1. Cell Membrane & Cytoskeleton
2. Apoptosis
3. Heme Synthesis & Transport
4. Cell Cycling
5. Iron Procurement
6. Globin Chain Production

It has also been linked to three main processes that are all essential to transcription of the β globin gene:
1. Chromatin remodeling
2. Modulation of the gamma to beta globin switch
3. Transcriptional activation

KLF1 binds specifically to the "CACCC" motif of the β-globin gene promoter. When natural mutations occur in the promoter, β+ thalassemia can arise in humans. Thalassemia's prevalence (2 million worldwide carry the trait) makes KLF1 clinically significant.

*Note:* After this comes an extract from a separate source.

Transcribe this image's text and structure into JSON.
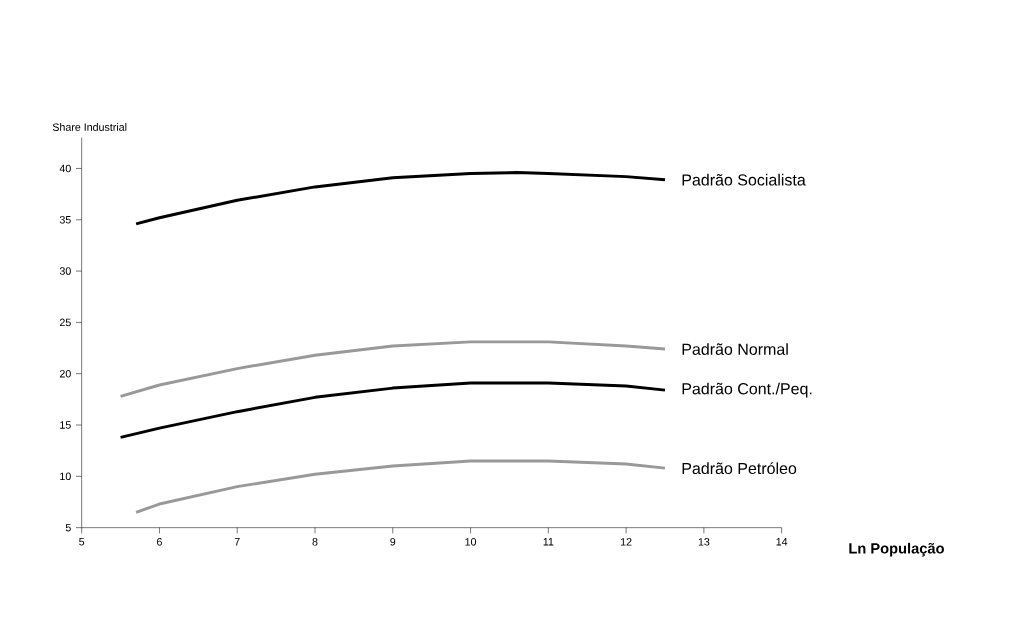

== Clinical significance ==
Next-Generation sequencing efforts have revealed a surprisingly high prevalence of mutations in human KLF1. The chance of a KLF1 null child being conceived is approximately 1:24,000 in Southern China. With pre-natal blood transfusions and bone marrow transplant, it is possible to be born without KLF1. Most mutations in KLF1 lead to a recessive loss-of-function phenotype, however semi-dominant mutations have been identified in humans and mice as the cause of a rare inherited anemia CDA type IV. Additional family studies and clinical research unveiled the molecular genetics of the HPFH KLF1-related condition and established KLF1 as a novel quantitative trait locus for HbF (HBFQTL6). Permissive nature of the role of KLF1 on expression of several RBC antigens are evidenced by a series of known KLF1 mutations which are named after its modifier gene effect on Lutheral blood group In(Lu) ie "Inhibitor of Lutheran". No homozygouse alive human examples are known, corroborating with the Embryonic lethality of KLF1 homozygous mice. So the In(Lu) mutatants are significantly heteroinsuffient for KLF1 function such that RBC are formed, but there is an apparent dominant negative effect on expression of Lutheran Antigen (Basal cell adhesion Molecule) after which it was named, but also significant but somewhat variable degree of inhibition of expression of Colton (Aquaporin1), Ok (CD147 ie EMMPRIN), Indian(CD44), Duffy (Duffy antigen/chemokine receptor or Fy), Scianna (ERMAP), MN (glycophorin A), Diego(band 3), P1, i, AnWj (CD44) etc. Antigens on RBC membrane, and some of which might overlap with KLF1 mutations causing the fraction of hereditary persistence of fetal hemoglobin with CDA type IV.